Il mantra degli esegeti è, in generale, quello di trovare spiegazioni quanto più scientifiche e razionali a ciò che si presenta come oggetto del loro studio: se già messa così l’impresa appare quanto meno ardita, nel calcio – e nello sport in generale – le varianti si moltiplicano e decifrare la genesi di alcuni risultati diventa un’impresa. In questo senso, il campionato di Serie A cui stiamo assistendo si presta a varie interpretazioni e la facilità con cui i giornali cambiano le loro improbabili graduatorie Scudetto ne è una buona dimostrazione. Juve, Napoli, Fiorentina, Roma: le candidate si sprecano, insomma, ma se c’è una squadra che più di tutte vince, sorprende e discute, quella è l’Inter di Roberto Mancini, che a poco più di un anno dal suo arrivo ha riportato l’Inter in cima alla classifica (e non succedeva dalla stagione del Triplete).
Da quel 14 novembre 2014, giorno in cui il tecnico jesino ha accettato la corte di Erick Thohir e sposato il ritorno ad Appiano Gentile, è cambiato praticamente tutto: Mancini aveva avvertito Ausilio con quel famoso “serviranno dieci acquisti per tornare grandi”, pronunciato al termine dell’ultima giornata dello scorso campionato, ma in pochi credevano fosse più di un titolone di fine stagione. E invece acquisti in serie, uniti ad epurazioni – anche eccellenti – tra giocatori e staff, hanno stravolto la rosa e dato ai nerazzurri una squadra in linea con le idee del proprio tecnico.
Detto ciò, un conto è prendere giocatori come figurine ed un altro è metterli insieme: ebbene, una componente alla base del sistema Inter è proprio l’affiatamento di una squadra in cui tutti sono utili alla causa ma nessuno indispensabile alla stessa. E allora ecco spiegate le panchine di Icardi e quelle di mister 30 milioni (più sette di bonus) Kondogbia, o anche scelte apparentemente assurde come – tanto per citare l’ultima – quella di Martin Montoya, titolare a sei mesi di distanza dall’ultima partita ufficiale, contro l’Udinese. Mancini ha cambiato l’undici titolare sedici volte in altrettante partite e sperimentato – quasi sempre con successo – 4-3-1-2, 4-3-3, 3-5-2, 4-2-3-1 e 4-4-2. La versatilità come mezzo per coinvolgere i suoi e disorientare gli altri.
E i dati? Se fossimo tanto presuntuosi da voler cercare ad ogni costo la chiave che apre tutte le porte di questa Inter, quello statistico sarebbe il campo più indicato per farlo. Conti alla mano, il numero che balza subito all’occhio riguarda i gol subiti: il pacchetto difensivo Handanovic – Miranda – Murillo è di gran lunga il migliore con nove reti, seguono Napoli e Juve con dodici.
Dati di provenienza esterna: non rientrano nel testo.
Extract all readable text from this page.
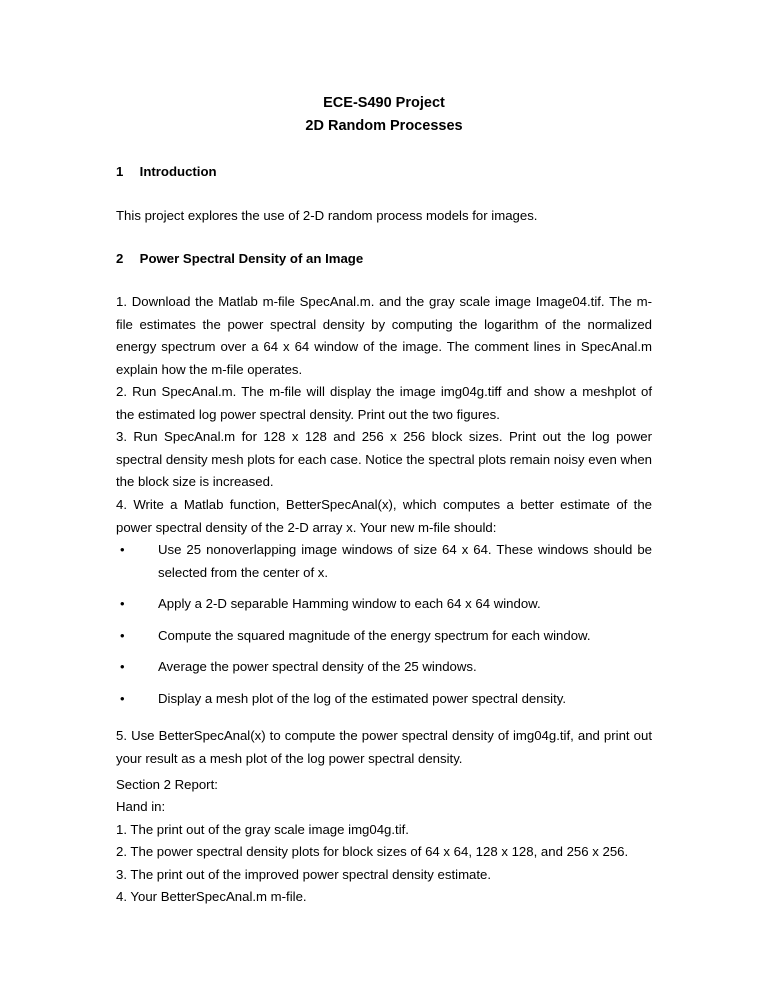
ECE-S490 Project
2D Random Processes
1 Introduction
This project explores the use of 2-D random process models for images.
2 Power Spectral Density of an Image
1. Download the Matlab m-file SpecAnal.m. and the gray scale image Image04.tif. The m-file estimates the power spectral density by computing the logarithm of the normalized energy spectrum over a 64 x 64 window of the image. The comment lines in SpecAnal.m explain how the m-file operates.
2. Run SpecAnal.m. The m-file will display the image img04g.tiff and show a meshplot of the estimated log power spectral density. Print out the two figures.
3. Run SpecAnal.m for 128 x 128 and 256 x 256 block sizes. Print out the log power spectral density mesh plots for each case. Notice the spectral plots remain noisy even when the block size is increased.
4. Write a Matlab function, BetterSpecAnal(x), which computes a better estimate of the power spectral density of the 2-D array x. Your new m-file should:
•	Use 25 nonoverlapping image windows of size 64 x 64. These windows should be selected from the center of x.
•	Apply a 2-D separable Hamming window to each 64 x 64 window.
•	Compute the squared magnitude of the energy spectrum for each window.
•	Average the power spectral density of the 25 windows.
•	Display a mesh plot of the log of the estimated power spectral density.
5. Use BetterSpecAnal(x) to compute the power spectral density of img04g.tif, and print out your result as a mesh plot of the log power spectral density.
Section 2 Report:
Hand in:
1. The print out of the gray scale image img04g.tif.
2. The power spectral density plots for block sizes of 64 x 64, 128 x 128, and 256 x 256.
3. The print out of the improved power spectral density estimate.
4. Your BetterSpecAnal.m m-file.
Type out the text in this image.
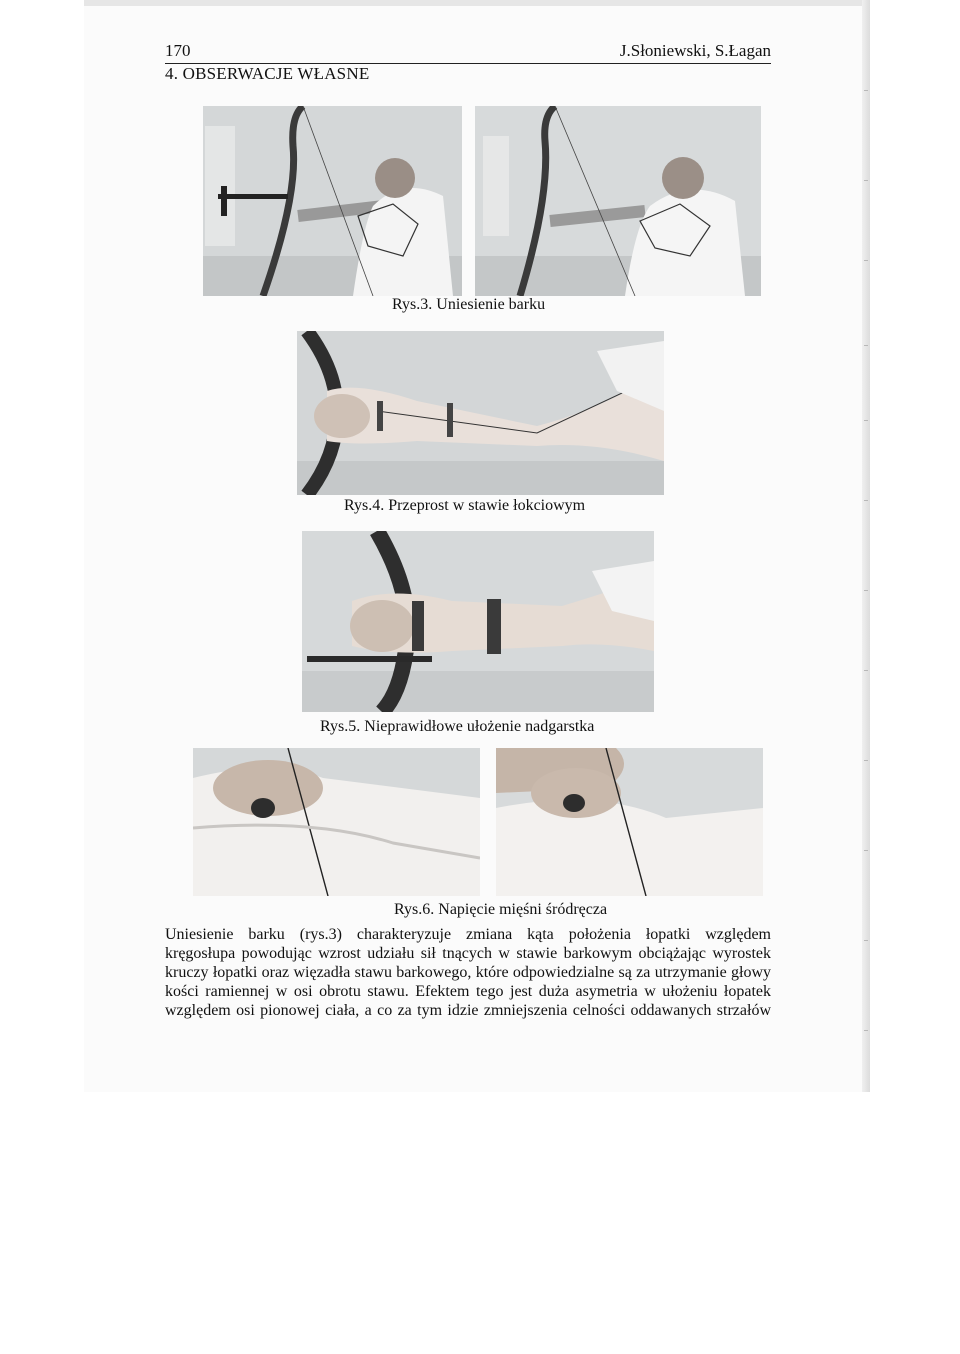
170	J.Słoniewski, S.Łagan
4. OBSERWACJE WŁASNE
Rys.3. Uniesienie barku
Rys.4. Przeprost w stawie łokciowym
Rys.5. Nieprawidłowe ułożenie nadgarstka
Rys.6. Napięcie mięśni śródręcza

Uniesienie barku (rys.3) charakteryzuje zmiana kąta położenia łopatki względem

kręgosłupa powodując wzrost udziału sił tnących w stawie barkowym obciążając wyrostek

kruczy łopatki oraz więzadła stawu barkowego, które odpowiedzialne są za utrzymanie głowy

kości ramiennej w osi obrotu stawu. Efektem tego jest duża asymetria w ułożeniu łopatek

względem osi pionowej ciała, a co za tym idzie zmniejszenia celności oddawanych strzałów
Ma non è tutto: anche se la scarsa vena realizzativa non lascia spazio ad elogi offensivi, infatti, l’Inter è una delle squadre che tira di più e – per tornare ad un aspetto meno ‘scientifico’ – col passare delle settimane ha dimostrato di trovare sempre più gioco.
Mancini, fiducioso dei suoi mastini in mezzo al campo, riserva sempre più fantasia al proprio attacco, con la coppia Jovetic – Ljajic a cui viene data grande libertà di movimento e creazione. A Mauro Icardi, rinvigorito dalla doppietta del Friuli, il compito di fare – checché se ne dica dopo questa prima parte di stagione – ciò che gli riesce meglio: segnare.
Più brutti degli altri, eppure in testa: la ciurma del Mancio si gode il primato e sogna in grande.